The SaaS-Is-Dead Narrative Has a Problem

Here's the thing about "AI will replace SaaS" — ServiceNow isn't some niche tool that an LLM prompt can replicate. Over 8,000 companies use it as their operational backbone. It manages IT workflows, HR processes, customer service, security operations. It's deeply embedded infrastructure.

Ripping out ServiceNow and replacing it with ChatGPT isn't a weekend project. It's an 18-month migration that most CIOs won't even consider.

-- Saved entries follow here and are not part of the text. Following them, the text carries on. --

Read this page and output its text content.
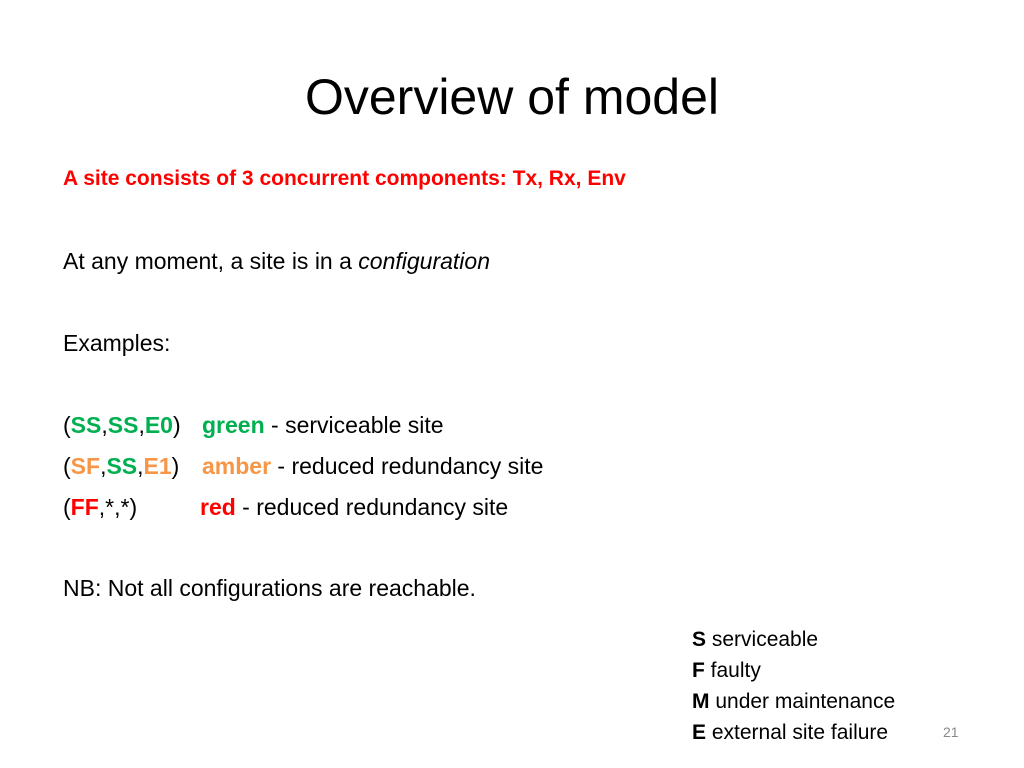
Overview of model
A site consists of 3 concurrent components: Tx, Rx, Env
At any moment, a site is in a configuration
Examples:
(SS,SS,E0) green - serviceable site
(SF,SS,E1) amber - reduced redundancy site
(FF,*,*)	red - reduced redundancy site
NB: Not all configurations are reachable.
S serviceable
F faulty
M under maintenance
E external site failure	21
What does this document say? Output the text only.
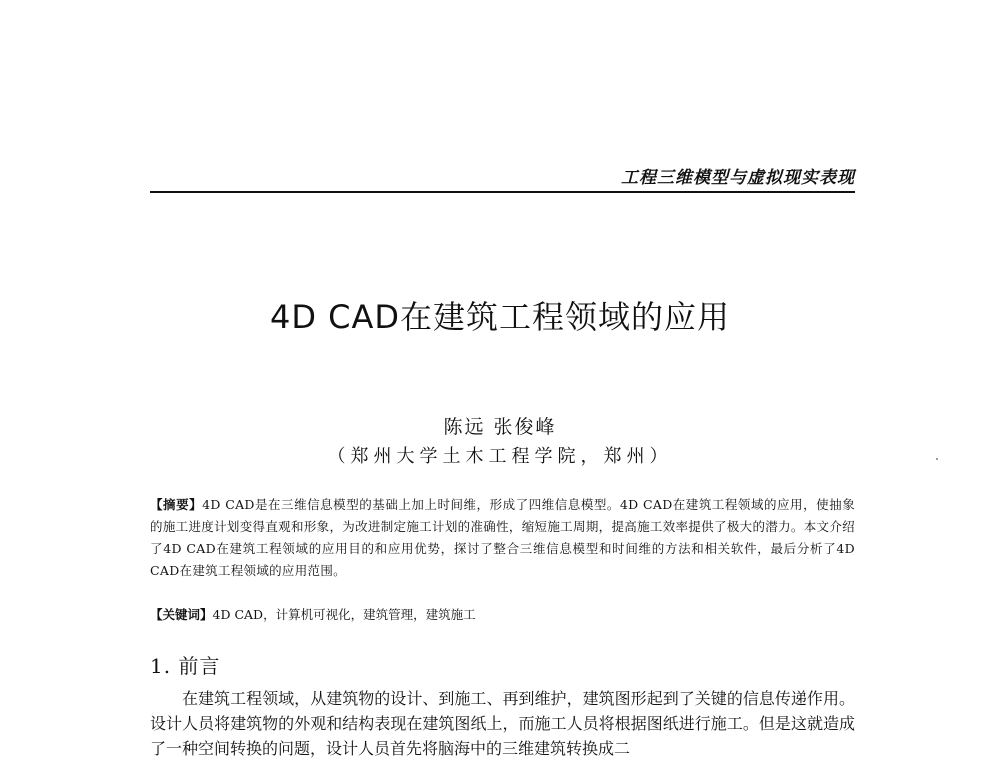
工程三维模型与虚拟现实表现
4D CAD在建筑工程领域的应用
陈远 张俊峰
（郑州大学土木工程学院，郑州）
【摘要】4D CAD是在三维信息模型的基础上加上时间维，形成了四维信息模型。4D CAD在建筑工程领域的应用，使抽象的施工进度计划变得直观和形象，为改进制定施工计划的准确性，缩短施工周期，提高施工效率提供了极大的潜力。本文介绍了4D CAD在建筑工程领域的应用目的和应用优势，探讨了整合三维信息模型和时间维的方法和相关软件，最后分析了4D CAD在建筑工程领域的应用范围。
【关键词】4D CAD，计算机可视化，建筑管理，建筑施工
1. 前言
在建筑工程领域，从建筑物的设计、到施工、再到维护，建筑图形起到了关键的信息传递作用。设计人员将建筑物的外观和结构表现在建筑图纸上，而施工人员将根据图纸进行施工。但是这就造成了一种空间转换的问题，设计人员首先将脑海中的三维建筑转换成二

And ServiceNow knows this. Instead of running from AI, they're absorbing it:

  • Moveworks acquisition ($2.85B) — AI-powered employee service, now integrated into the platform
  • Armis deal ($7.75B) — cybersecurity bolted onto their security operations suite
  • Anthropic partnership — Claude models directly available to NOW customers for building workflow apps
  • OpenAI integration — ChatGPT models baked into the platform

CFO Gina Mastantuono was blunt: "Our acquisitions are 100% not a pivot away from organic growth. They represent an acceleration of it."

The Valuation Makes No Sense

At $107/share, $NOW trades at 32x earnings. For a company growing revenue 20%+ with 98% retention and $12.85B in backlog.

For context, the S&P 500 average P/E is around 25x with mid-single-digit growth. You're paying a modest premium for a company growing 4x faster with sticky, recurring revenue.

The last time $NOW was this cheap relative to its growth, it tripled over the following two years.

The Bear Case (And Why It's Thin)

The real risk isn't that AI kills ServiceNow. It's that the AI spending cycle creates a prolonged rotation out of software and into infrastructure. Money flows to NVDA, picks-and-shovels plays, and hyperscalers. SaaS gets ignored even as fundamentals hold.

That can continue. Stocks can stay irrational for quarters.

But the fundamentals eventually matter. A company growing 20% with near-perfect retention doesn't trade at 32x forever — it either re-rates higher or gets acquired by someone who sees the value.

Bottom Line

The market is treating $NOW like AI is an existential threat. The numbers say it's an accelerant. Revenue growing, backlog expanding, margins stable, and now AI partnerships with both Anthropic and OpenAI.

At 45% off its highs with every fundamental intact, this looks like a classic fear-driven dislocation. ServiceNow isn't dying — the market just hasn't noticed yet.